About 150 Kenai Peninsula School District students braved the cold to walk to their respective Soldotna schools Thursday morning, their breath forming little clouds of condensation in the early morning air.
While International Walk To School Day isn’t until Oct. 7, the district celebrated a bit early and supervised students from Soldotna Elementary, Redoubt Elementary and Soldotna Montessori as they walked from the Our Lady of Perpetual Help Catholic Church to their respective schools. Jane Fellman, the coalition coordinator for Safe Kids of the Kenai Peninsula, has helped organize the walking events held on and off at different schools around the district for the last 15 years, she said.
Thursday’s Walk Your Kids to School event is a way to raise awareness about the dangers of walking to school in Alaska’s quickly-darkening environment, Fellman said.
“Our kids, they go to school in the dark … (and) a lot of them are coming home in the dark,” she said.
Soldotna Elementary Principal Teri Diamond and Redoubt Elementary Principal Bill Withrow said the walk is an opportunity for parents and guardians to share something special with their children, and it can be a “cool” experience for those who don’t normally walk to school.
“I think it kind of speaks volumes for itself,” Withrow said. “They’re excited, they’re happy, they enjoy it. In our community here, we have a lot of kids who walk to school.”
Students, parents and staff were accompanied on their respective treks by members of the Soldotna Police Department. While Soldotna police don’t escort children every day, they do patrol the school zones and walking routes to reduce speeding, said Officer Tobin Brennan.
“It’s important that everybody be aware that kids are traveling by foot every day. Everybody seems to forget that with the bus systems that we have,” Brennan said. “We have kids on bikes, we have kids that are walking, and so we hope that with our presence, it’s a reminder to look out for our little ones that are walking around.”
As trivial as it might seem, choosing brightly colored winter garb over a traditional black coat is vital for Alaskan students who get to school on foot, Brennan said.
“I’m hoping to spread the awareness, like the bright colors,” said first-time participant Officer Dan Brozek. “I see a lot of it here, (and) it’s good that everybody (has) these bright, reflective colors.”
Walk Your Kids to School Day is helpful in that it presses upon the students themselves the importance of being aware of their surroundings.
For some students, like Lucas Ermold, who attended school in Sterling before transferring to Soldotna Montessori, walking through busy residential neighborhoods is a new experience. Sticking to crosswalks and being aware of traffic is something some kids need to get used to, said his mother, Director of Elementary Education Christine Ermold, as she walked alongside him.

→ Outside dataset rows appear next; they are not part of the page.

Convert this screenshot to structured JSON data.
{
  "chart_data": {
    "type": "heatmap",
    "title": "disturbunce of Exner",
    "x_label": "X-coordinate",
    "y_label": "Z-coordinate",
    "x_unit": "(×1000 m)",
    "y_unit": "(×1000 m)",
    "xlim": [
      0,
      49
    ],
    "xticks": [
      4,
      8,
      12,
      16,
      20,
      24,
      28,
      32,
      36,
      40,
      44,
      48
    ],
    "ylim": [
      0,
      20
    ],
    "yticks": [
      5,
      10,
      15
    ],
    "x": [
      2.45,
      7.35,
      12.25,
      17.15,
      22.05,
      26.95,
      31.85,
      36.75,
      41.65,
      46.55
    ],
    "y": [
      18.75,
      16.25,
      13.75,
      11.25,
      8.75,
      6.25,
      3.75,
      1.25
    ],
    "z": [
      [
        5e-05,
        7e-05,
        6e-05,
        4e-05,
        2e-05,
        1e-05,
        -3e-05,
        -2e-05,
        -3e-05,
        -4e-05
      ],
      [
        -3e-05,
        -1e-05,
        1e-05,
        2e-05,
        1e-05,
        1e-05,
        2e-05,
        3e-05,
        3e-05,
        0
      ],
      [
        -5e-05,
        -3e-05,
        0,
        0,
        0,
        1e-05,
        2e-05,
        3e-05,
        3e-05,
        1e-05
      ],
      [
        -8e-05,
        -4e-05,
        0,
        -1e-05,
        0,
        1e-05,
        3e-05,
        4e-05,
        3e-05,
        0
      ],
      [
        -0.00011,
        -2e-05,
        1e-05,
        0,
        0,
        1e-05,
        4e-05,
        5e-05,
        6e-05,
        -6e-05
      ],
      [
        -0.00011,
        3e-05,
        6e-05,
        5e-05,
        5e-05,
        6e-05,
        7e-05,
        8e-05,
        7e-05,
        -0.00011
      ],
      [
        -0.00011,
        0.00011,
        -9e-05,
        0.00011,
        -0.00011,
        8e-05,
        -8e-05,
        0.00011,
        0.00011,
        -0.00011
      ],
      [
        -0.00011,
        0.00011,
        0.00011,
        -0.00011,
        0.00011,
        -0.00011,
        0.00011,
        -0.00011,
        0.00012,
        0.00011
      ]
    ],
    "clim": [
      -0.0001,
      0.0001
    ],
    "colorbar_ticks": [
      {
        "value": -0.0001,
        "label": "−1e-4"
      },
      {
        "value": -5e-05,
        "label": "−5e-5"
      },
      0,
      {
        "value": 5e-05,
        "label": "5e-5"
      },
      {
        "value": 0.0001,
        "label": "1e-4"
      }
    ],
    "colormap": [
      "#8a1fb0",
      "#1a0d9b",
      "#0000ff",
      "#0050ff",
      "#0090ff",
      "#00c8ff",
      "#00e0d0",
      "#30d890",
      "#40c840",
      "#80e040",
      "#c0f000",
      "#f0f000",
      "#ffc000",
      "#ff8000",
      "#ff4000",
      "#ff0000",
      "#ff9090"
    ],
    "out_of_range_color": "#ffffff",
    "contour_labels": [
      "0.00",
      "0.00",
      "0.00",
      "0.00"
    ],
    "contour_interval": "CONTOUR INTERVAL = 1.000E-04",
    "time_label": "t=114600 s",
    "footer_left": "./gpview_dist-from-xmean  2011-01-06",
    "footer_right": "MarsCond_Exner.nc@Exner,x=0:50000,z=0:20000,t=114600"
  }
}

“Living out there (in Sterling), he doesn’t often get a chance to, like, deal with walking in town,” she said. “It just gives us a good chance every year to be thinking safety. We have a little bit of light right now, but it won’t be long and it’ll be dark and we’ll have all our babies walking to school.”
Lucas Ermold said walking to school in the dark does not pose a problem for him. Still living in Sterling, he no longer walks to school every day, but would have liked the chance to try biking, he said.
“I never got a chance to ride my bike to school, but if I was there this year, I probably would have rode my bike to school, because it’s got a little flashlight mount on it,” Lucas Ermold said.
Other students were less happy to be out in the biting October air. Clutching a cup of hot chocolate in her mittten-clad hands, third-grade Soldotna Elementary student Kiona Dexter said she would not be excited to participate in the walk again next year. When asked why, her answer was simple and to the point.
“It’s too cold,” she said.
The lessons learned from Walk Your Kid to School Day can be applied community-wide, Fellman said.
“It’s not only children, it’s adults,” she said. “We all tend to wear black, and we all need to be seen. Plus, we have the problem (that) we don’t always have sidewalks that are cleaned off. We have moose, (and) there’s just a lot of dangers there.”